Cézanne would sometimes take years to complete a picture, returning to it endlessly. A single stroke (a palette knife was often preferred) could take hours because each needed to contain ‘the air, the light, the object, the composition, the character, the outline, and the style’. A still life might mean 100 sessions (so his apples were sometimes artificial). He believed he was capturing a moment in time – once passed, it was lost. 

PISSARRO’S INFLUENCE

If he was a perfectionist, he was also disagreeable and grumpy. Born to a wealthy family in Provence (father was a banker) he went to school with Emile Zola, who later encouraged him to move to Paris to study art (overcoming his father’s opposition), where he was drawn to Delacroix and the realists Courbet and Manet. His early works were dark in tone but after he was befriended by Camille Pissarro, his palette became lighter, he began working en plein air and learnt the new Impressionist technique for rendering outdoor light. He exhibited with the Impressionists but a critic called him ‘a madman who paints in delirium tremens’.

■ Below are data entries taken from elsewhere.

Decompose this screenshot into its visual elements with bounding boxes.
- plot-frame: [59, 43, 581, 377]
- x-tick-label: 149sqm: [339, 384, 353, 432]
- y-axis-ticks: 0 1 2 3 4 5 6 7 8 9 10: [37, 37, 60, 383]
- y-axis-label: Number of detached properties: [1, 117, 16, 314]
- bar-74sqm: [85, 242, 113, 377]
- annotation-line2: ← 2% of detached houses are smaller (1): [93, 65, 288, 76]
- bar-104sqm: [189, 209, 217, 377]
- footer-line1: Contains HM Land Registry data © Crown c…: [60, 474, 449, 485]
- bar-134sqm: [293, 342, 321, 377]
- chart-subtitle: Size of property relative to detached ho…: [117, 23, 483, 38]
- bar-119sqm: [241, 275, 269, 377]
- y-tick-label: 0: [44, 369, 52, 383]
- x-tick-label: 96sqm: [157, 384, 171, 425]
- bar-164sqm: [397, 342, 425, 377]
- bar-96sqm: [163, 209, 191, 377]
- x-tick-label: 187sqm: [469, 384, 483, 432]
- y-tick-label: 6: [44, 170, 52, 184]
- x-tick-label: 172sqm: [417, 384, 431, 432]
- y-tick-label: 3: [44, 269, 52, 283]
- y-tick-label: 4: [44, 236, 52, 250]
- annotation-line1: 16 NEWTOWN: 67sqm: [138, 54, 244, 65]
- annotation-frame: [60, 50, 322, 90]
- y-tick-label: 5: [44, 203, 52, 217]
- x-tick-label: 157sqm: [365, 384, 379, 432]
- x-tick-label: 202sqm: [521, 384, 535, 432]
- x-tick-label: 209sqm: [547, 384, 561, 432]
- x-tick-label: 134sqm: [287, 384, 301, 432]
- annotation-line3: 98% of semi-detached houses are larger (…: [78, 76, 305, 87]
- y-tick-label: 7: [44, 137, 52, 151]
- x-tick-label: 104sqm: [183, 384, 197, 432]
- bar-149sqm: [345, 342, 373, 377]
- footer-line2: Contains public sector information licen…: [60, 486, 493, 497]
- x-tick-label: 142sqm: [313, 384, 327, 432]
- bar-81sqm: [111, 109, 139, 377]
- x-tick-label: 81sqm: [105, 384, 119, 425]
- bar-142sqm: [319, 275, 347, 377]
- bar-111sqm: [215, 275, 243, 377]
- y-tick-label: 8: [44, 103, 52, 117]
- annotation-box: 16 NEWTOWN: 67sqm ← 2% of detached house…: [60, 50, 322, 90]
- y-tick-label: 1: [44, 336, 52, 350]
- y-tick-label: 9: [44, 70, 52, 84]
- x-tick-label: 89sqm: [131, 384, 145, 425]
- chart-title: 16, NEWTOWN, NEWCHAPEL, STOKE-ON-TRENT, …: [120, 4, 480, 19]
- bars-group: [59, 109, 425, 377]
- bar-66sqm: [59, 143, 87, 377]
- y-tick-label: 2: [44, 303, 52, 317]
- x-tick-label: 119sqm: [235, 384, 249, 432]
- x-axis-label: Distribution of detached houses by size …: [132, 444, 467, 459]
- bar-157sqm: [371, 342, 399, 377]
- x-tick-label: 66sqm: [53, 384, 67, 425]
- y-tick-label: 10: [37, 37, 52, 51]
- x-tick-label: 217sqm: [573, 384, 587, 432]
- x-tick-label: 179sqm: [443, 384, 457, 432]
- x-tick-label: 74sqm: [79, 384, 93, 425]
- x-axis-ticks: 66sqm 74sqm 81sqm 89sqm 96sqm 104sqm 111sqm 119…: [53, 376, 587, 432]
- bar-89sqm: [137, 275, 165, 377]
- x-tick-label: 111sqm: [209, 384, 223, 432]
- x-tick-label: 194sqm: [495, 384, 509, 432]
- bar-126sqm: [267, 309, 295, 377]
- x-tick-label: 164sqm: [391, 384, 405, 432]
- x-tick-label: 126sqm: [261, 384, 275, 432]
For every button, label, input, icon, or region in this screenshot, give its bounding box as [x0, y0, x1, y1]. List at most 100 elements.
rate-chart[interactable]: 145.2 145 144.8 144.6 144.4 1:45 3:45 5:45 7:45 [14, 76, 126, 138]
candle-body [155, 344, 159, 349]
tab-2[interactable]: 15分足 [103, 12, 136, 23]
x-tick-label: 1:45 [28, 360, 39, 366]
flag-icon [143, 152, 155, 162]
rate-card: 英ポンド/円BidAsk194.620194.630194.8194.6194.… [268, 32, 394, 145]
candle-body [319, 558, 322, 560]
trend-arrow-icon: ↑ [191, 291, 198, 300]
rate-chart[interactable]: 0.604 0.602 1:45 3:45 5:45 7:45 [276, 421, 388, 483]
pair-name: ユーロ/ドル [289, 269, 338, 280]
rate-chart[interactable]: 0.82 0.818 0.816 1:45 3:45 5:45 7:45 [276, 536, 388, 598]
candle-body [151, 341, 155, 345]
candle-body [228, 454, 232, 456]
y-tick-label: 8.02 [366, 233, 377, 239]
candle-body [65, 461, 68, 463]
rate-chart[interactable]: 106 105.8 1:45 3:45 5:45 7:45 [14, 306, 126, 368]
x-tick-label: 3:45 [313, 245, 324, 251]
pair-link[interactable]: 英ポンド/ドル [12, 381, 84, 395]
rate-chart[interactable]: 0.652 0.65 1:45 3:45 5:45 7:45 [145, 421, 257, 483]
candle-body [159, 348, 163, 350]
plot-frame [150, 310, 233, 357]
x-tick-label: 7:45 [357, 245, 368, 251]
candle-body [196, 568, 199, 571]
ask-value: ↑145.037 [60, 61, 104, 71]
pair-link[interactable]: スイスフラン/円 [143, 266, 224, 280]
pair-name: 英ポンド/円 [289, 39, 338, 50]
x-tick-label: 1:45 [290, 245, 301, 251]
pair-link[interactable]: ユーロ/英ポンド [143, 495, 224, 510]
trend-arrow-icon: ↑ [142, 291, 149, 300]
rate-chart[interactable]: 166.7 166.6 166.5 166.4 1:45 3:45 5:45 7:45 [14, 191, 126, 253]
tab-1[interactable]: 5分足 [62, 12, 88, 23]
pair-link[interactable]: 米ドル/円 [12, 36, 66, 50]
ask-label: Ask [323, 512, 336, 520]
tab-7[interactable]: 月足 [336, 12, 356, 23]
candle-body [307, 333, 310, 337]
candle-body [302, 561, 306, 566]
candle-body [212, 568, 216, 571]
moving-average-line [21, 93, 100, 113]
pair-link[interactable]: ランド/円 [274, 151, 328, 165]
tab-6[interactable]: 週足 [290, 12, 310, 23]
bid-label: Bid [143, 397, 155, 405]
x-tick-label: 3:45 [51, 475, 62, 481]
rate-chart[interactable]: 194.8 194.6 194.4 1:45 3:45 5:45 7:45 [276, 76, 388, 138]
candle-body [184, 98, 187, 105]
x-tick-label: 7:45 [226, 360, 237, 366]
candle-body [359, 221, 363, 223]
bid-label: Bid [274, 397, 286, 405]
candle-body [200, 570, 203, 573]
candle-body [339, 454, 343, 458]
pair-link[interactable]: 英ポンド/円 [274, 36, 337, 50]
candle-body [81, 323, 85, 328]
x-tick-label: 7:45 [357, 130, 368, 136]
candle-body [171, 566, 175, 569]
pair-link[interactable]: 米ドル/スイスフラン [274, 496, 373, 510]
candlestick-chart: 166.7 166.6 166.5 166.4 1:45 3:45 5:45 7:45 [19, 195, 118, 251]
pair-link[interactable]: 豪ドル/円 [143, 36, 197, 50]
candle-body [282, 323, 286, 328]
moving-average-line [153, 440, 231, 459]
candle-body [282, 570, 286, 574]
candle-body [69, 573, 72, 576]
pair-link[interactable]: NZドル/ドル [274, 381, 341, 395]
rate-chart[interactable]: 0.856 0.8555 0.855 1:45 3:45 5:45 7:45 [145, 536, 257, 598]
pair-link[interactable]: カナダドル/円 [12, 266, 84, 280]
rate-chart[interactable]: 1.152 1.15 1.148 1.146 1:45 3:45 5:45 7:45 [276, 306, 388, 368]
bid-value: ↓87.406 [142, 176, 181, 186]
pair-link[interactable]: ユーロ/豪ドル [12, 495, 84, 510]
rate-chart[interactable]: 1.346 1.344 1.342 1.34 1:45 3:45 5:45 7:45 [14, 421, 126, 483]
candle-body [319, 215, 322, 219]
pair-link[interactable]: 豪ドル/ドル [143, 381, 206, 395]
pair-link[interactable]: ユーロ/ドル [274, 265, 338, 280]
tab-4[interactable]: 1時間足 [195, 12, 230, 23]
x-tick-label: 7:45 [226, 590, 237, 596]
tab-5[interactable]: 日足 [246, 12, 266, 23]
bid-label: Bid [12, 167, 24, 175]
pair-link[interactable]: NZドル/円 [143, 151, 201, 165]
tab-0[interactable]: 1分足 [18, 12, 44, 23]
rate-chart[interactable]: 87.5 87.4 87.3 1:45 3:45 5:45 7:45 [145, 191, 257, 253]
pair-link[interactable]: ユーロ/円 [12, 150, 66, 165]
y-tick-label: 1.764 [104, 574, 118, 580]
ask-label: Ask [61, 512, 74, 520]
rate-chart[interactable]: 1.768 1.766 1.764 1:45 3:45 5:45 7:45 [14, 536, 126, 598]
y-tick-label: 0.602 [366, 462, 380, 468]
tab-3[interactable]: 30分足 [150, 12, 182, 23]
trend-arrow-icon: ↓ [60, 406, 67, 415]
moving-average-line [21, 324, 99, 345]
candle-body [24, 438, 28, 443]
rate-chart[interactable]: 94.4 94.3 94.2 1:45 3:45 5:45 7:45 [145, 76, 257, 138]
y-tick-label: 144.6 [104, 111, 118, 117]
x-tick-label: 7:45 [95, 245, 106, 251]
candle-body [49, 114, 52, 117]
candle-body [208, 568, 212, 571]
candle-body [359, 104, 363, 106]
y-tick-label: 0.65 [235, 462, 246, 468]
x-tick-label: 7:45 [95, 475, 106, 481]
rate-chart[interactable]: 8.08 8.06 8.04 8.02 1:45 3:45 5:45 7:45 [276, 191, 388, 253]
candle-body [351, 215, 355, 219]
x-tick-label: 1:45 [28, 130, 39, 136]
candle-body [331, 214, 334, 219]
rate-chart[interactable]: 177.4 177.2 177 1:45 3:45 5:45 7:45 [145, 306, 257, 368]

It was ‘the humble and colossal Pissarro’ who gave the depressive and withdrawn Provençal confidence. The admiration was reciprocated. If Cézanne referred to ‘the great Pissarro, my master’ and ‘mon bon Dieu, Pissarro’, Pissarro acknowledged that ‘he was influenced by me and I by him.’ Cézanne had a son (1872) by his mistress, Marie-Hortense Fiquet, whom he later married. She’d been his model. He kept all this quiet from his father in case he was cut off financially. The marriage was unhappy. ‘My wife only cares for Switzerland and lemonade’, whined Cézanne. But he admitted that ‘the world doesn’t understand me and I don’t understand the world, that’s why I’ve withdrawn from it.’ Such an unclubbable fellow (who couldn’t ‘bear to be touched’ and whose table manners were disgusting) might not be the easiest of husbands. He disinherited her after they split. The allowance she received from her son (after her ex’s death) she gambled away. At the end of his life, a Paris dealer exhibited his work; his genius was at last appreciated. Young artists travelled to Aix, where he’d returned, to pay homage.

MONT SAINTE-VICTOIRE

I find his paintings of the limestone Mont Sainte-Victoire, in his native Provence, his most sublime creations. Forget the science of their creation (horizontal lines to create breadth, vertical ones to suggest depth), just luxuriate in the landscape, revel in the colour, the heat. ‘Our native soil,’ said Cézanne, ‘is so vibrant, so reverberant with light that your eyes…are enchanted. The sun is so startling that it makes it look as if objects are cast not just in black or white, but in blue, red, brown, purple.’ And he added: ‘I love the contours of my countryside’. No wonder. But Cézanne was never happy, never satisfied. ‘Painting is damned difficult – you always think you’ve got it, but you haven’t.’ He never gave up trying. ‘I’ve sworn to die painting’, he said. In 1906, Cézanne was caught in a storm while working in the field and died of pneumonia. He was true to his word.